Bierut descreve um momento em que a cidade, o mundo, parecia ser desenhado pelo seu patrão: “Para chegar ao escritório, andava no metro com sinalética Vignelli, partilhava o passeio com pessoas que levavam consigo sacos de compras do Bloomingdale’s desenhados por Vignelli, passava pela Igreja de St. Peter com o seu órgão desenhado por Vignelli a ver-se da janela”. E essa constatação ganhava nova realidade graças à força gravitacional de Massimo Vignelli, que atraía ao seu atelier os melhores designers do mundo e figuras como Jacqueline Kennedy Onassis.

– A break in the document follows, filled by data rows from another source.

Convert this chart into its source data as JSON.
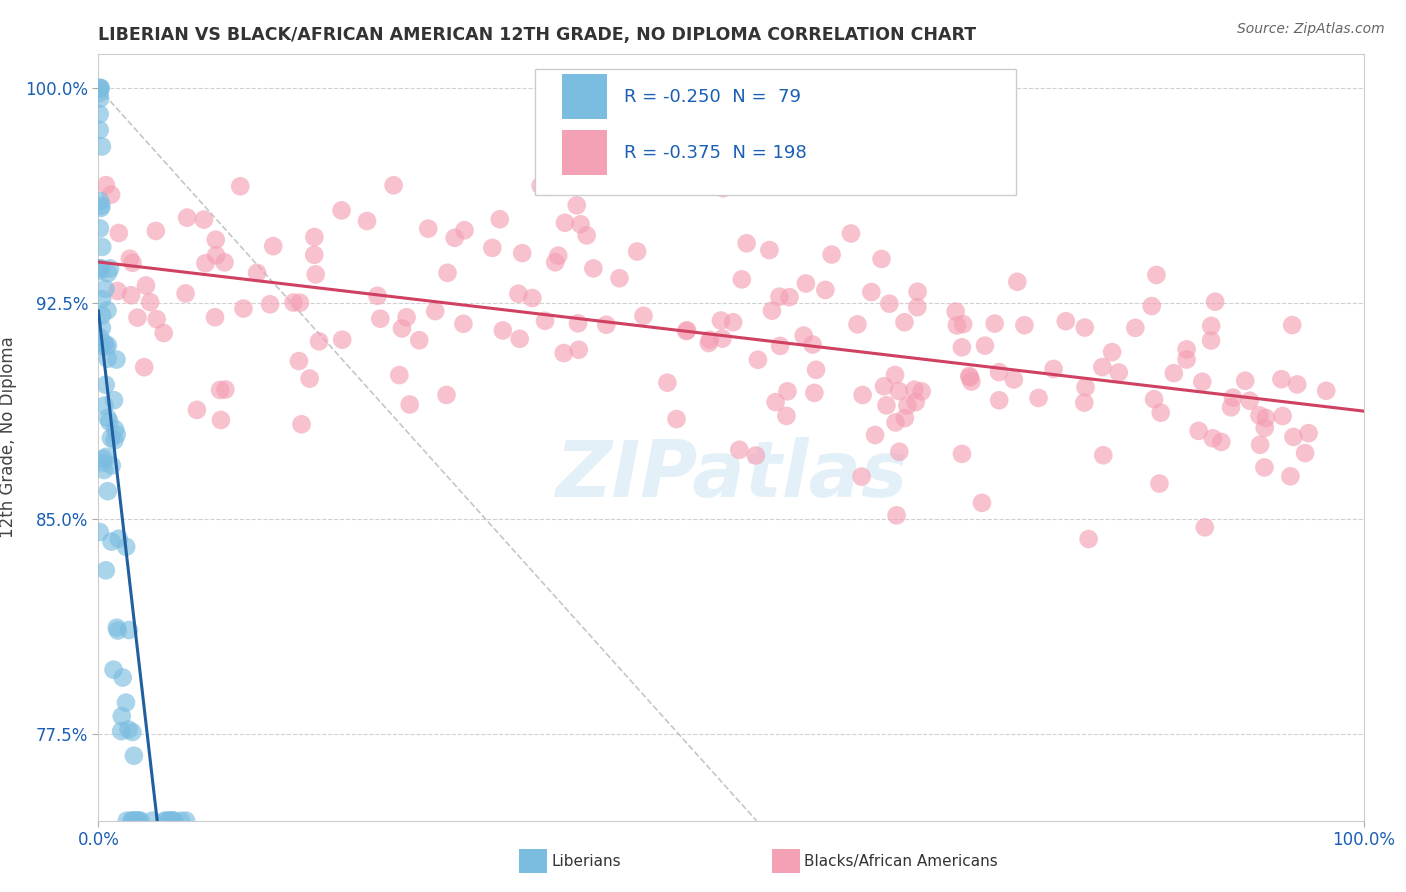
{
  "title": "LIBERIAN VS BLACK/AFRICAN AMERICAN 12TH GRADE, NO DIPLOMA CORRELATION CHART",
  "source": "Source: ZipAtlas.com",
  "ylabel": "12th Grade, No Diploma",
  "legend_label1": "Liberians",
  "legend_label2": "Blacks/African Americans",
  "R1": -0.25,
  "N1": 79,
  "R2": -0.375,
  "N2": 198,
  "color_blue": "#7bbde0",
  "color_pink": "#f4a0b5",
  "color_blue_line": "#2060a0",
  "color_pink_line": "#d04060",
  "color_text_blue": "#1a5fb4",
  "watermark": "ZIPatlas",
  "background_color": "#ffffff",
  "grid_color": "#d0d0d0",
  "diag_color": "#c0c0c0"
}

“Aprendi a pensar o design gráfico como uma forma de criar uma experiência”, escreve ainda Bierut, algo “duradouro, até intemporal”, termo que o próprio Vignelli considerava "um jogo perigoso" nos últimos anos de vida, mas que faria parte da essência da Vignelli Associates – resumida agora, no momento da despedida do seu fundador com uma frase sua no site da empresa: "Gosto que o design seja semanticamente correcto, sintaticamente consistente e pragmaticamente compreensível. Gosto que seja visualmente poderoso, intelectualmente elegante e, acima de tudo, intemporal".
Nascido em 1931 em Milão, considerou que a sua vocação era a arquitectura, disciplina que estudou, a par de arte, tendo depois trabalhado como designer em Murano. Primeiro em Itália, depois já nos Estados Unidos e casado com a sua companheira de sempre, a também designer Lella Elena Valle, fundou e trabalhou em empresas de design que se viriam a tornar importantes intervenientes no mercado. Teve dois filhos e três netos e criou com Lella Valle e com o Rochester Institute of Technology o Vignelli Center for Design Studies. A doença que causou a sua morte não foi tornada pública, tendo escolhido passar os seus últimos dias em sua casa, em Manhattan.
Ao longo da sua carreira recebeu a medalha AIGA (com a sua mulher, em 1983), o primeiro prémio presidencial de design dos EUA, em 1985, ou o prémio carreira do Cooper Hewitt em 2005. Para ele, tal como é mencionado no livro How to Think Like a Great Graphic Designer, de Debbie Millman, citado pela FastCo Design, o design é “diminuir a quantidade de vulgaridade no mundo”.